Many of the local sport-route activists (myself included) got involved with a fledgling grassroots group called the Colorado Climber’s Coalition to try to represent climbers as a valid user group in the mountain parks and lobby the process to keep new-route development open. This all was to no avail, as the ban was railroaded through the public process and bolting was banned from the Flatirons. It didn’t help that climbers were not presenting a unified voice at the organized public meetings where the infighting taking place between “trads” and the “rads” was made public at the microphone. Clearly, to the BMP, this was a user group that was out of control, and control is what they required. Soon thereafter, Eldorado Canyon State Park followed suit (January of 1990) and banned bolting also.
Has it been a good or a bad thing that there was a total moratorium for some time followed by (since 2003) bolting by permit only?
Good question. My answer is that it was probably good. From the BMP’s perspective, I can totally understand why they took action. Here were a bunch of kids who were essentially building vertical trails in their park that they were tasked with preserving and protecting. If the Chains of Love had never been climbed, would the world be worse off? No, absolutely not. If peregrine falcons stopped nesting in the BMP, would the world be worse off. Most probably, yes. The BMP struggled to strike a delicate balance between recreation in the park and preservation. In my opinion, the balance has been perhaps a little too weighted to the preservation side, but as an avid recreationist I understand that my opinion is biased.

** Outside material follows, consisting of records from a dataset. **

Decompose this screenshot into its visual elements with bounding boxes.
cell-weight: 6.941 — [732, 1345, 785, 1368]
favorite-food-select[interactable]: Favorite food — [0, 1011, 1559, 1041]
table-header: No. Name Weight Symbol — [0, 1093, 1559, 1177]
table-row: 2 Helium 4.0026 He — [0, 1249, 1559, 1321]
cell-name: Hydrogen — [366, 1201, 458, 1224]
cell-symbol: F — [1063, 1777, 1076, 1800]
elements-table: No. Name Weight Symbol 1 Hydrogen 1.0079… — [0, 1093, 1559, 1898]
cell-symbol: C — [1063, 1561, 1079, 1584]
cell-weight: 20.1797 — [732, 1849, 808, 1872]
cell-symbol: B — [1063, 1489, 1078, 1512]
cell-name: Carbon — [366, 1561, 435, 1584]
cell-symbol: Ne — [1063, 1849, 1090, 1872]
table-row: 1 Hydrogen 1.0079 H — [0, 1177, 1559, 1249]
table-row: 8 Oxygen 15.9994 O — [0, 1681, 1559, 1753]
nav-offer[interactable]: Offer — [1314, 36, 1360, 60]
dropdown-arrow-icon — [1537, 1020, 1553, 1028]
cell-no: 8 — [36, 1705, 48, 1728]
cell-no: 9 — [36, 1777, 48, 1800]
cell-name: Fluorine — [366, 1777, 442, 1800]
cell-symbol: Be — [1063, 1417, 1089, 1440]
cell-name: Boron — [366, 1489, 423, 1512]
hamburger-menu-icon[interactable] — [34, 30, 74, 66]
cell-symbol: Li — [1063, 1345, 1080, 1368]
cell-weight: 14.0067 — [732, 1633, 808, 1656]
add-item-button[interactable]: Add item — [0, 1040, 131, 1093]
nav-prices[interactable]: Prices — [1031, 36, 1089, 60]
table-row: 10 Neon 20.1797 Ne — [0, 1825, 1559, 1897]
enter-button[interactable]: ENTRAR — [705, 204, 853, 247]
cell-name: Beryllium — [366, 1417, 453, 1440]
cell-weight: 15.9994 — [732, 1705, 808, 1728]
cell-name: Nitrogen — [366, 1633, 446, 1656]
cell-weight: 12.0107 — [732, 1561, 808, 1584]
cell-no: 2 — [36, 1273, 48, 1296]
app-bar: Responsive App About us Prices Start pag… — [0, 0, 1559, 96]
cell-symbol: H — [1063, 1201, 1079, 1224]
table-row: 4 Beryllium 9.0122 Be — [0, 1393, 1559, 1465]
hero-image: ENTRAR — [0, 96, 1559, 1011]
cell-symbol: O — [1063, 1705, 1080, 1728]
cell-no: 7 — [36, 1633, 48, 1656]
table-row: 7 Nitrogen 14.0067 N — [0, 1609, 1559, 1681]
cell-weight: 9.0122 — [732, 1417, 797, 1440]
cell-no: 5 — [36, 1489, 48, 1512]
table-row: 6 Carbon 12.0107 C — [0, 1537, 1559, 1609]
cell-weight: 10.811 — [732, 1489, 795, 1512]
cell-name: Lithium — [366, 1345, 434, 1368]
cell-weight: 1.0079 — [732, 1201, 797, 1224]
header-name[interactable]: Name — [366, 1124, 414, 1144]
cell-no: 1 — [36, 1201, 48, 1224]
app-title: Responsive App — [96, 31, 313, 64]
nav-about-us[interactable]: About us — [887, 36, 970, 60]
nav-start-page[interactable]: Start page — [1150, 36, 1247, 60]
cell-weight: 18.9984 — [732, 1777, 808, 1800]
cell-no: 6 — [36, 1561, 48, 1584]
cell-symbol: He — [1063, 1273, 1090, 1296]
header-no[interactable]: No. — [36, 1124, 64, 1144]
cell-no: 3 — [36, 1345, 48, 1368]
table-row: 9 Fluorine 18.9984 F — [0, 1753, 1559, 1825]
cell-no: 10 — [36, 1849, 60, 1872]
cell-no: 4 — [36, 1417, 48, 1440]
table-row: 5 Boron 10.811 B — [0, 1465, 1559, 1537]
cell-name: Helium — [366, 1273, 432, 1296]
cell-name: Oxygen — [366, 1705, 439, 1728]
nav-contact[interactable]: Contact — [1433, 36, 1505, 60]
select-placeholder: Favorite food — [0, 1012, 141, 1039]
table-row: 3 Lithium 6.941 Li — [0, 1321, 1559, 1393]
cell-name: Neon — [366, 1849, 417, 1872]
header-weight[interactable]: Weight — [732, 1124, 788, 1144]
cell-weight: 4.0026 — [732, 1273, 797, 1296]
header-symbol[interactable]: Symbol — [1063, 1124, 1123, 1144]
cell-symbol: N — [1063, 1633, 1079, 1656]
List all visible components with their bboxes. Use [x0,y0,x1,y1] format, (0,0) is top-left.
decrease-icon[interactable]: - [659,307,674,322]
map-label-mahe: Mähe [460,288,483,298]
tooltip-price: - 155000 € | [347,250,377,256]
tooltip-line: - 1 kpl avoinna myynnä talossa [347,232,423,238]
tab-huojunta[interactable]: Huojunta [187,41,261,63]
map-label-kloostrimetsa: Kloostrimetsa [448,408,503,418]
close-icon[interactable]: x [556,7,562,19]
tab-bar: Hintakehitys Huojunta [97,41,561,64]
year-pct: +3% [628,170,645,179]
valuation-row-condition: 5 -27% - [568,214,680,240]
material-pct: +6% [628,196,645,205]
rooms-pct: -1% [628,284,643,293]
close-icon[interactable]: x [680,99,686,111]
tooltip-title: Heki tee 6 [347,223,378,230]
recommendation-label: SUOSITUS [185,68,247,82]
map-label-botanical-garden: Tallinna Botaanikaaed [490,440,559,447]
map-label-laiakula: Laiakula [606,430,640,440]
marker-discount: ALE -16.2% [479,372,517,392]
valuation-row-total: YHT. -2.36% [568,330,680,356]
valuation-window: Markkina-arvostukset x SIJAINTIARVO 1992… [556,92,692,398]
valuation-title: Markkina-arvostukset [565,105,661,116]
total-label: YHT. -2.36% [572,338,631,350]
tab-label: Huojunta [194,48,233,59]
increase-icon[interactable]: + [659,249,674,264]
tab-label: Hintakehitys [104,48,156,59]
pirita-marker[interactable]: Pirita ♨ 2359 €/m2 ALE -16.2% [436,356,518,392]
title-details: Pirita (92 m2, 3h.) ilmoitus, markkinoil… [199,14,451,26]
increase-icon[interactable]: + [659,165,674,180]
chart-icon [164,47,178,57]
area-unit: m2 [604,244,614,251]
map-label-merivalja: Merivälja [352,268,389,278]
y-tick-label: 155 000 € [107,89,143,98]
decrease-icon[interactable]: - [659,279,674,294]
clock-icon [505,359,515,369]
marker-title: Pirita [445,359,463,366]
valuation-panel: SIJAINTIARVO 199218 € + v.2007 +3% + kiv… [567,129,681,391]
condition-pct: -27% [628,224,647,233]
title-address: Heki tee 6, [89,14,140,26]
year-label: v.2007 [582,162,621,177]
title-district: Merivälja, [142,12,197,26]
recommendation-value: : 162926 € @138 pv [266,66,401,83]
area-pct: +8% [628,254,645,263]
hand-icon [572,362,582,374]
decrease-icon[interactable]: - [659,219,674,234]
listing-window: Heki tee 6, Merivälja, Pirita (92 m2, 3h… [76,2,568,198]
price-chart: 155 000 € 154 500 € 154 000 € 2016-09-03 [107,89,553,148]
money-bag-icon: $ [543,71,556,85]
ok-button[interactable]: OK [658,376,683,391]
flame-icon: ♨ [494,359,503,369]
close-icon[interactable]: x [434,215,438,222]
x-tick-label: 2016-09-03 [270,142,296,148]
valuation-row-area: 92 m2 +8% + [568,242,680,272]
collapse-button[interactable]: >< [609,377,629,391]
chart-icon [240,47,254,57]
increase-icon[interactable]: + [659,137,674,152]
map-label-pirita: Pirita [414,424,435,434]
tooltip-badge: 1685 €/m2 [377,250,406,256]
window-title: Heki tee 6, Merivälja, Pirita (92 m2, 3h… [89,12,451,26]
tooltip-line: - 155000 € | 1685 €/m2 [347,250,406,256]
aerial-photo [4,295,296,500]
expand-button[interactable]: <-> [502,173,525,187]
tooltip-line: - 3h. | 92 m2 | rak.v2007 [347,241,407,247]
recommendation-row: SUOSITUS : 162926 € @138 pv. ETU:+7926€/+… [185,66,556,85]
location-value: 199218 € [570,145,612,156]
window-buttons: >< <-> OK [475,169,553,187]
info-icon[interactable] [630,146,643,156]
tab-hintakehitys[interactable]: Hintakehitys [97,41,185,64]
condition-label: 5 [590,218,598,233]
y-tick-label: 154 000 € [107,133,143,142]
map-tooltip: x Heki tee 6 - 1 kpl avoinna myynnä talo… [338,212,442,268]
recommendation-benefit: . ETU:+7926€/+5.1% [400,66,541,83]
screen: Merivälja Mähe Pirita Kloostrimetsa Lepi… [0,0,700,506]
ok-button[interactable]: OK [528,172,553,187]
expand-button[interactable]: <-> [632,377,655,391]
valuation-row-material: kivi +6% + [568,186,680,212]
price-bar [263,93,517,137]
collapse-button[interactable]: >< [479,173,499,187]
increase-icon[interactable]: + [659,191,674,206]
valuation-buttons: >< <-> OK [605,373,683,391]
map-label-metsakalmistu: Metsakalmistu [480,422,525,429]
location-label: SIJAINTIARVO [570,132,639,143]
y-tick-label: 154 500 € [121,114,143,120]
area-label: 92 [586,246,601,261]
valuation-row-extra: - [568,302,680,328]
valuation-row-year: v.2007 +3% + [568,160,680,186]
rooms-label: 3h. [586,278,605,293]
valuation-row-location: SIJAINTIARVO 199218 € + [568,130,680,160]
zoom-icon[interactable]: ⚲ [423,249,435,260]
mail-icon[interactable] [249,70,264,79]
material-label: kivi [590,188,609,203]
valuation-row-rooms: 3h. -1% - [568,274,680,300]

Where do you see the Flatirons sport evolution heading now?
I don’t think the rock in the Flatirons really lends itself to modern high-end-grade sport climbing. I think there could be some really nice 5.13s and 5.14s up there, but the problem is that when the holds get really small on that sandstone, they tend to just break off. 5.15 and beyond is happening predominately on granite and limestone, rock that better lends itself to limit pushing sport routes. Also, it’s a finite area, and by now just about every chunk of steep rock has been scrutinized. It’s not like there is a huge wilderness back there where no man has tread.